Porto Velho, RO - Firmemente empenhado em exibir o maior número possível de troféus de caça em nome de uma suposta “defesa da democracia”, o ministro Alexandre de Moraes decidiu, na semana passada, que duas septuagenárias doentes, condenadas por participação nos atos de 8 de janeiro de 2023, devem voltar para a cadeia. O motivo alegado por Moraes para revogar a prisão domiciliar é uma suposta violação das regras de uso das tornozeleiras eletrônicas, o que as defesas de ambas as idosas questionam. O episódio todo, recheado de arbítrios, é injustificado tanto do ponto de vista jurídico quanto, especialmente, do ponto de vista moral.
Iraci Nagoshi, 72 anos, e Vildete Guardia, 74 anos, já foram condenadas no Supremo pelo “pacote completo” do 8 de janeiro, ainda que a Procuradoria-Geral da República não tivesse coletado nenhuma evidência que as mostrasse cometendo qualquer tipo de vandalismo, ou planejando a deposição do governo Lula. Ambas já tinham sido vítimas de outro arbítrio de Moraes, em junho de 2024, quando voltaram para a cadeia apenas porque outros réus e condenados do 8 de janeiro haviam fugido do país. Depois disso, voltaram a cumprir prisão domiciliar, revogada na semana passada.

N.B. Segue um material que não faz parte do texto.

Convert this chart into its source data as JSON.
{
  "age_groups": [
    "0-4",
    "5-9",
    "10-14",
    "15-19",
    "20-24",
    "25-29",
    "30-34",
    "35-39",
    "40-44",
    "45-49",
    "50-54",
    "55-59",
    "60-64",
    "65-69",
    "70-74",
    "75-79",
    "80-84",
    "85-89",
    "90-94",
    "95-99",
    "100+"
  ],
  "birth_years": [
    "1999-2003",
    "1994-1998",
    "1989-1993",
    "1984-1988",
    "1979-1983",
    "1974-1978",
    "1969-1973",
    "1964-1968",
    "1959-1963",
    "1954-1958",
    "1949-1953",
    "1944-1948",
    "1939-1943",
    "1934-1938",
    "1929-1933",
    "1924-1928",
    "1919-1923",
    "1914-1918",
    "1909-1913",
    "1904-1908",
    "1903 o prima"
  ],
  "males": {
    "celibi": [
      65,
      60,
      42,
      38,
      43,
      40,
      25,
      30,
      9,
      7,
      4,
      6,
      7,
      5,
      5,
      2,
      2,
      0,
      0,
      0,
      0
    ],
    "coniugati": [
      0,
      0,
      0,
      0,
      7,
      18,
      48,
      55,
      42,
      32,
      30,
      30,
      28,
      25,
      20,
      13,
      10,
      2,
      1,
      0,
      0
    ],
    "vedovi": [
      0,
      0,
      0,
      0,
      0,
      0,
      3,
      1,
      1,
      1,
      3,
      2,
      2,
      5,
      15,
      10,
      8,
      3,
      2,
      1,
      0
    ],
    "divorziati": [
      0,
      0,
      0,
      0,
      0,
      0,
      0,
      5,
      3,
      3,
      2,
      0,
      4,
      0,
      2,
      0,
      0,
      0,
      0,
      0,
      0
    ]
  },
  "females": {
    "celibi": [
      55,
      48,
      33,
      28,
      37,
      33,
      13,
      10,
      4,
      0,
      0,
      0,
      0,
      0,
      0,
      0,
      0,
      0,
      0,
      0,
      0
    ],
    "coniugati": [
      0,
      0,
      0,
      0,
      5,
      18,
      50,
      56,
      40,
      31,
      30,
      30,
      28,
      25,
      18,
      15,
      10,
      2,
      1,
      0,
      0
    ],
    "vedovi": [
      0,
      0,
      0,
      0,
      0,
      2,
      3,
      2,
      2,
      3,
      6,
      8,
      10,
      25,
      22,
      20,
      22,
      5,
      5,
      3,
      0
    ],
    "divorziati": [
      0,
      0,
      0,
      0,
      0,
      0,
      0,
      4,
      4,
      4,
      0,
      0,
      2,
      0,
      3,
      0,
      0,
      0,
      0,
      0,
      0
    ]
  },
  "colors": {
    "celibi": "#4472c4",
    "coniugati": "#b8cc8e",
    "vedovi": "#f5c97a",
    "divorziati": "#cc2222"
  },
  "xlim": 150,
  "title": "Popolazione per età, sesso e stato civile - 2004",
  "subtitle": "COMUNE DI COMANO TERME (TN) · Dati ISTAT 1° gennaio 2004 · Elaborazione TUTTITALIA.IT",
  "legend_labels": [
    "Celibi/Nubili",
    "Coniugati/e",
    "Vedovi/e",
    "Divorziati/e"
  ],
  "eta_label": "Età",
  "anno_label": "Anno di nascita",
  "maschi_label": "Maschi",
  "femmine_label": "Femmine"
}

Enviar para o sistema prisional – cujas condições precárias o próprio Supremo atestou por unanimidade – duas idosas doentes, com residência fixa, é crueldade pura
As duas mulheres têm um histórico médico bastante grave. Iraci tem depressão, distúrbios renais, diabetes, trombose e sofreu uma fratura no fêmur e outra, recente, no cotovelo. O quadro de Vildete é ainda pior: trombose, osteoporose, bronquite asmática, retocolite, hérnia, tendinite, fascite plantar e um tumor que tem de ser retirado cirurgicamente; ela pesa cerca de 40 quilos e usa cadeira de rodas para se locomover. Com um prontuário desses, não é nada surpreendente que ambas necessitem de visitas constantes a médicos e outros profissionais de saúde, como fisioterapeutas, e seriam esses momentos que corresponderiam às alegadas falhas no monitoramento.
Na decisão que mandou Iraci de volta para a cadeia, Moraes afirmou repetidas vezes que “qualquer deslocamento para consulta médica ou realização de sessões de fisioterapia deveria ser previamente autorizado pelo Supremo Tribunal Federal, sob pena de conversão da prisão domiciliar em prisão preventiva”, com exceção de “situações de urgência e emergência”, que deveriam ser justificadas a posteriori. Este trecho surreal mostra a paranoia controladora de Moraes, que transformou o STF em microgerenciador do tratamento médico de presos, obrigando réus e condenados do Brasil inteiro, bem como seus advogados, a acionar a cúpula do Judiciário brasileiro toda vez que for preciso marcar uma simples consulta médica ou fazer fisioterapia, algo que poderia muito bem ser descentralizado, por exemplo por meio da Vara de Execuções Penais mais próxima. Não exageramos se dizemos que este parece um sistema desenhado para ser desobedecido, e com isso justificar as prisões em regime fechado dos considerados “inimigos da democracia”.
Não se trata apenas de um abuso jurídico, já que o artigo 117 da Lei de Execução Penal concede o direito à prisão domiciliar para “condenado maior de 70 (setenta) anos” e “condenado acometido de doença grave”. Enviar para o sistema prisional – cujas condições precárias o próprio Supremo atestou por unanimidade – duas idosas doentes, com residência fixa, é crueldade pura, a ponto de Moraes descrever “musculação, hidroginástica e pilates” como “atividades recreativas”, e não de reabilitação médica. O caso de Cleriston Pereira da Cunha, que morreu na Papuda antes mesmo de ser julgado, aparentemente não ensinou nada a ninguém, pelo contrário: se no caso dele havia os pareceres da PGR pedindo que fosse solto, nos casos de Iraci e Vildete a PGR não mexeu um dedo pela dignidade das idosas, mais uma vez exibidas como “exemplo” do que acontece àqueles que nossa juristocracia antidemocrática escolheu como inimigos.